Truman G. Madsen has written and spoken on an astonishingly wide range of topics about the Restored Gospel. Born in Salt Lake City he was a grandson of Heber J. Grant.
In his youth he served in the New England Mission under Elder S. Dilworth Young. Later, at the age of 35, he was called to preside over the same mission where he had earlier served as a young missionary.
His academic studies in the history of ideas, and particularly of philosophy, took place at the University of Utah, University of Southern California, and Harvard University. Throughout his adult life he has studied the life and teachings of the Prophet Joseph Smith, and has thrilled countless audiences as he has shared many of the insights gained from the Prophet’s teaching.
During his life Truman G. Madsen served in many positions in the Mormon Church, such as counselor in the Ensign Stake genealogical committee, counselor in the Atlantic district presidency, bishop of the BYU 11th Ward, a member of the Deseret Sunday School general board, BYU 5th Stake President, and currently patriarch in his stake.
Much of his success has been due to his personal appeal. Though as a boy he and his two brothers were vigorously grilled by his father in the arts of language and presentation, he was blessed with an ideal speaking voice and what a young Cuban convert called a “sparkling personality.” He has a nimble mind and a capacity to grasp profound issues and yet convey them to the comprehension on layperson levels. He has a corps a top-level scholar friends, to whom he can communicate the insights of Joseph Smith on their own level. Virtually all of his presentations are exptemporaneous, and he is a master of this dying art, which is now yielding to the teleprompter and power point. It will probably never be known how many people he has touched and moved in areas ranging from casual to profound, but the number is large. His demand as a speaker began early in his career and has remained intense to the present time. He still travels all over the world to inform and inspire audiences about the exhilarating experiences associated with the gospel of Christ that invite our embrace.
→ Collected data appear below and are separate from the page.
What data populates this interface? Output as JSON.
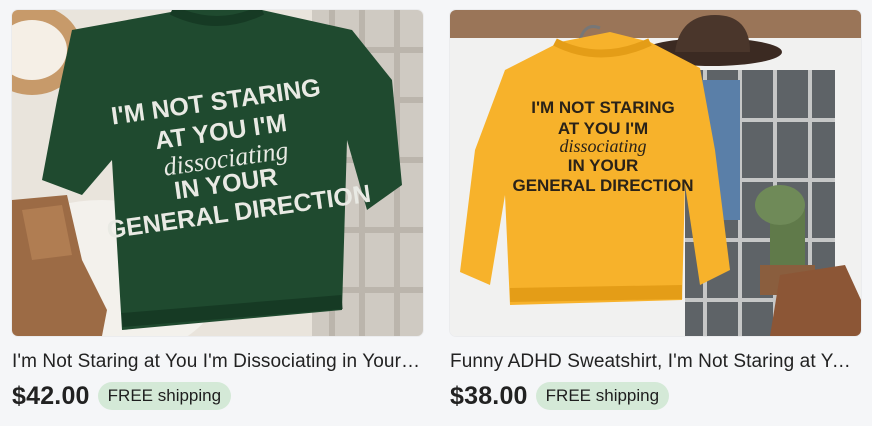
{
  "listings": [
    {
      "title": "I'm Not Staring at You I'm Dissociating in Your General Direction",
      "price": "$42.00",
      "badge": "FREE shipping",
      "shirt_color": "#1f4a2f",
      "print": {
        "line1": "I'M NOT STARING",
        "line2": "AT YOU I'M",
        "line3": "dissociating",
        "line4": "IN YOUR",
        "line5": "GENERAL DIRECTION"
      }
    },
    {
      "title": "Funny ADHD Sweatshirt, I'm Not Staring at You I'm Dissociating",
      "price": "$38.00",
      "badge": "FREE shipping",
      "shirt_color": "#f7b22b",
      "print": {
        "line1": "I'M NOT STARING",
        "line2": "AT YOU I'M",
        "line3": "dissociating",
        "line4": "IN YOUR",
        "line5": "GENERAL DIRECTION"
      }
    }
  ]
}
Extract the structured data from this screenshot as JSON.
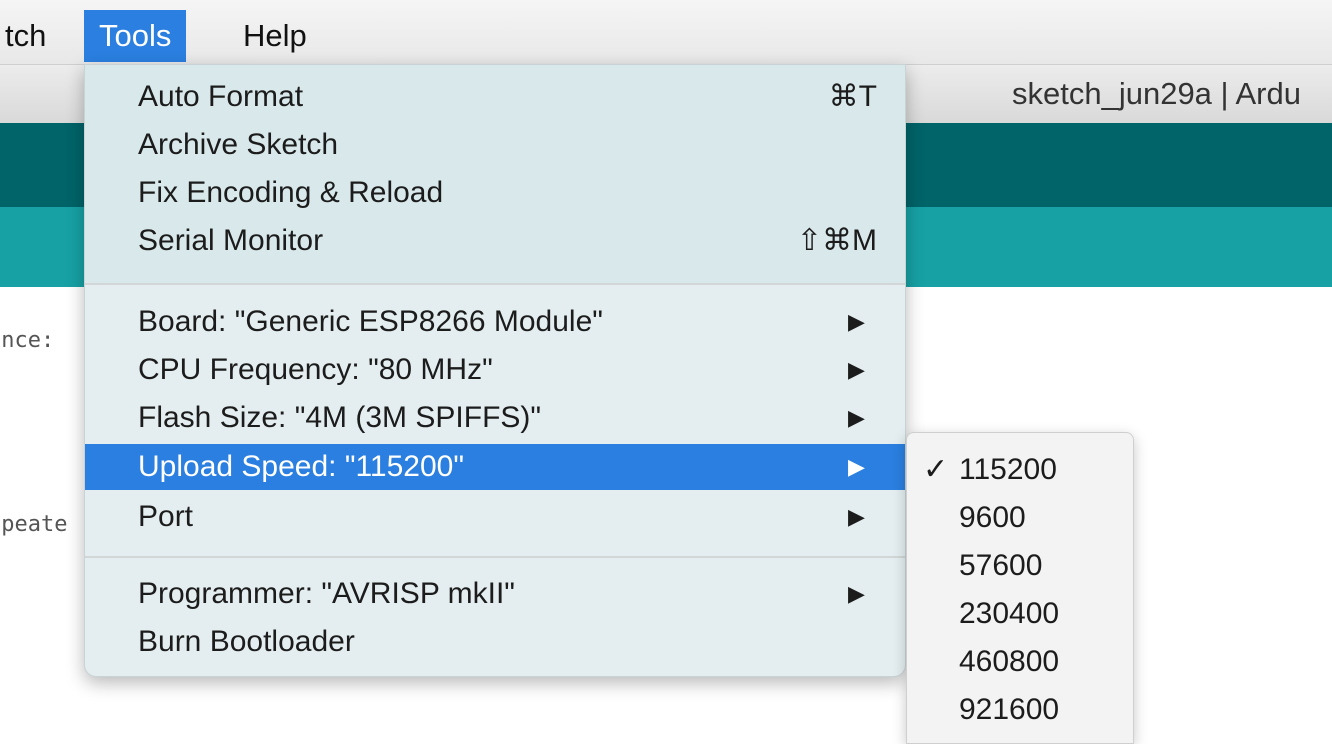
{
  "menubar": {
    "items": [
      {
        "label": "tch"
      },
      {
        "label": "Tools"
      },
      {
        "label": "Help"
      }
    ]
  },
  "window": {
    "title": "sketch_jun29a | Ardu"
  },
  "editor": {
    "lines": [
      "once:",
      "epeate"
    ]
  },
  "tools_menu": {
    "auto_format": {
      "label": "Auto Format",
      "shortcut": "⌘T"
    },
    "archive_sketch": {
      "label": "Archive Sketch"
    },
    "fix_encoding": {
      "label": "Fix Encoding & Reload"
    },
    "serial_monitor": {
      "label": "Serial Monitor",
      "shortcut": "⇧⌘M"
    },
    "board": {
      "label": "Board: \"Generic ESP8266 Module\""
    },
    "cpu_frequency": {
      "label": "CPU Frequency: \"80 MHz\""
    },
    "flash_size": {
      "label": "Flash Size: \"4M (3M SPIFFS)\""
    },
    "upload_speed": {
      "label": "Upload Speed: \"115200\""
    },
    "port": {
      "label": "Port"
    },
    "programmer": {
      "label": "Programmer: \"AVRISP mkII\""
    },
    "burn_bootloader": {
      "label": "Burn Bootloader"
    },
    "arrow": "▶"
  },
  "upload_speed_submenu": {
    "check": "✓",
    "options": [
      "115200",
      "9600",
      "57600",
      "230400",
      "460800",
      "921600"
    ],
    "selected": "115200"
  },
  "colors": {
    "highlight": "#2a7fe0",
    "toolbar_dark": "#006468",
    "toolbar_teal": "#17a1a5"
  }
}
Among his volumes on Mormon thought are: Eternal Man, Christ and the Inner Life, Four Essays on Love, The Highest in Us, The Radiant Life. Five Classics, Joseph Smith, the Prophet., Defender of the Faith, a biography of B. H. Roberts and On Human Nature. He is one of the editors and a contributor to the five-volume Macmillan Encyclopedia of Mormonism. He is married to Ann Nicholls Madsen. They have three children and a Navajo foster son.